In our decoupling model of religious cognition, religious practices are thought to create a subtle and brief decentering (of the self) effect that leads ultimately to greater self-control. We postulate four basic cognitive processes that occur in religious cognition (situated within the cognitive architecture proposed by Nichols and Stich [2000] to account for pretend play): (1) A transient and subtle reduction in agency such that the self relaxes control over attentional and behavioral responses. (2) The self-concept is then placed into a suppositional or liminal state (a possible worlds box); that liminal state is filled with potentially positive and negative consequences.

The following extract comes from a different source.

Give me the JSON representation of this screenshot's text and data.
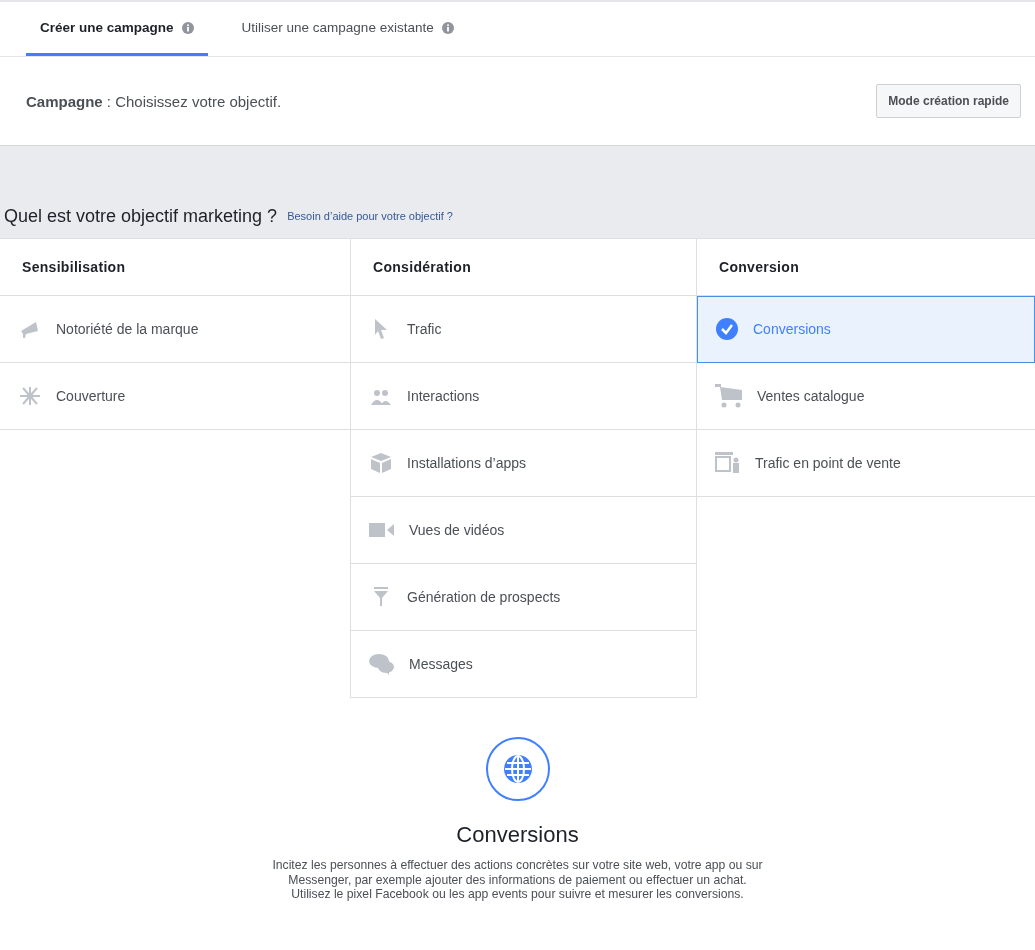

On the positive side, decoupling of the self from cognitive control mechanisms puts the individual into a receptive and integrative mode, thereby allowing the individual to perform a lot of offline maintenance and integrative information-processing tasks. On the negative side, the decoupling process can, if prolonged and depending on context, lead to dangerous disintegrative psychic states including fanaticism and psychotic and delusionary states, particularly if step 4 fails or is delayed. (3) A search is activated in semantic memory for an ideal self that can link up with and integrate the old self. (4) Integration of old and ideal self is accomplished with the help of normal inferential machinery and an “updater” that deletes nonuseful material and adds as much of the ideal self (in the form of new beliefs, and so on) as possible to the old self construct. The updater also establishes control of the new Self (via belief-desire systems) over behavioral output systems.